RI Pasti Resesi, Ini Cara Kemenkeu Manfaatkan Momen

RI Pasti Resesi, Ini Cara Kemenkeu Manfaatkan Momen

Vadhia Lidyana - detikFinance
Senin, 12 Okt 2020 13:41 WIB
Gedung Kementerian Keuangan
Foto: Yulida Medistiara/detikFinance
Jakarta -

Indonesia dipastikan memasuki resesi. Ekonomi Indonesia sudah mengalami kontraksi -5,32% pada kuartal II-2020, dan dipastikan kembali kontraksi di kuartal III-2020.

Namun, menurut Kepala Badan Kebijakan Fiskal Kementerian Keuangan (Kemenkeu) Febrio Nathan Kacaribu, meski resesi pemerintah tak akan berdiam diri, atau menyia-nyiakannya. Pemerintah tetap melakukan berbagai langkah untuk transofrmasi ekonomi, salah satunya melakukan reformasi di perpajakan melalui Undang-undang (UU) Omnibus Law Cipta Kerja.

"Resesi jangan sampai disia-siakan. Resesi sesuatu yang harus dihadapi dan dimanfaatkan.
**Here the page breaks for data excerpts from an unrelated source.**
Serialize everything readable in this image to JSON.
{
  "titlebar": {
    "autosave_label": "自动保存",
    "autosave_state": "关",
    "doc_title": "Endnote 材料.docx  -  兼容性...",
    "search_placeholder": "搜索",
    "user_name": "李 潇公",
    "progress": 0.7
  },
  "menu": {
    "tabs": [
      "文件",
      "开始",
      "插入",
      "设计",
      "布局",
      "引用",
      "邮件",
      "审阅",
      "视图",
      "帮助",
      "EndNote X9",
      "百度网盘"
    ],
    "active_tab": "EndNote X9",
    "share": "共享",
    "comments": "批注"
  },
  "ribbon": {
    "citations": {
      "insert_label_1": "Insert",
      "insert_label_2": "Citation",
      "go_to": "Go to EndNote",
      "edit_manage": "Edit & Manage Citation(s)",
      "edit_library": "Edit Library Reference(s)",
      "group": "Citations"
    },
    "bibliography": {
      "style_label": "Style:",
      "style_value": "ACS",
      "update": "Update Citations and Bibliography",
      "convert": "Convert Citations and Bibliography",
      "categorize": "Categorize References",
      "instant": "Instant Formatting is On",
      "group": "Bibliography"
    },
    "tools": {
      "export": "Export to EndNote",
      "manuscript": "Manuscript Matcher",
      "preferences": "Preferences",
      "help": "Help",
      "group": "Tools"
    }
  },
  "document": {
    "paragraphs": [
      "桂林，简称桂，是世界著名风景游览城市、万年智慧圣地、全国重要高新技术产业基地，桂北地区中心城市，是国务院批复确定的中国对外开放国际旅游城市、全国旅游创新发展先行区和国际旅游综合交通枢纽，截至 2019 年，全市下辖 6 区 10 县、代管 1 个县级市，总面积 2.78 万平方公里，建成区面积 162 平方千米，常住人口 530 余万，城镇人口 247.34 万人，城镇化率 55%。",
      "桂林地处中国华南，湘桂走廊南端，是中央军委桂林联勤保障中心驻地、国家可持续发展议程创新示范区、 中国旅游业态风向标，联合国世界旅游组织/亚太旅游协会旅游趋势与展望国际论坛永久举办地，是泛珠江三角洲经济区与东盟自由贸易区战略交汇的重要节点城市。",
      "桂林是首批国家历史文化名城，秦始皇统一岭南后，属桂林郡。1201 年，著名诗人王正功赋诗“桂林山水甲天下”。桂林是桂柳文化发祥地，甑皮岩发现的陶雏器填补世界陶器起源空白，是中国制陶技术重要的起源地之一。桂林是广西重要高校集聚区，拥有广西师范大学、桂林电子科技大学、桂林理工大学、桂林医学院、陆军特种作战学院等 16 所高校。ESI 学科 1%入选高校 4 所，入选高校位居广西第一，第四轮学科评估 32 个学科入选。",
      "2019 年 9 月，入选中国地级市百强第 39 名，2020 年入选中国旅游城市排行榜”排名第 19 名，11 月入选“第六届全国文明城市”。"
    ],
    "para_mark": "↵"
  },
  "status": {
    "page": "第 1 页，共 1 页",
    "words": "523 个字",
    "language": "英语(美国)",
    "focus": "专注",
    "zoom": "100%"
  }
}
Saat resesi adalah saat terbaik utk melihat yang harus diperbaiki dari kondisi ekonomi, kita transformasi agar semakin kuat setelah keluar resesi," kata Febrio dalam Virtual Media Briefing UU Cipta Kerja Bidang Perpajakan, Senin, (12/10/2020).

SCROLL TO CONTINUE WITH CONTENT

Ia menyampaikan, tujuan pemerintah tetap melakukan reformasi regulasi ialah untuk menciptakan lapangan kerja yang lebih efektif menekan angka pengangguran.

"Tren menganggur turun, ini tren kinerja perekonomian yang baik. tapi, ini tidak cukup karena jumlah menganggur masih banyak, lalu banyak yang didominasi usia muda dan pendidikan rendah. Sayang sekali, harus reformasi cepat agar SDM bisa ditampung di lapangan kerja yang berkualitas," papar Febrio.

ADVERTISEMENT

Menurutnya, reformasi melalui Omnibus Law perlu dilakukan untuk mengejar ketertinggalan Indonesia dalam hal daya saing.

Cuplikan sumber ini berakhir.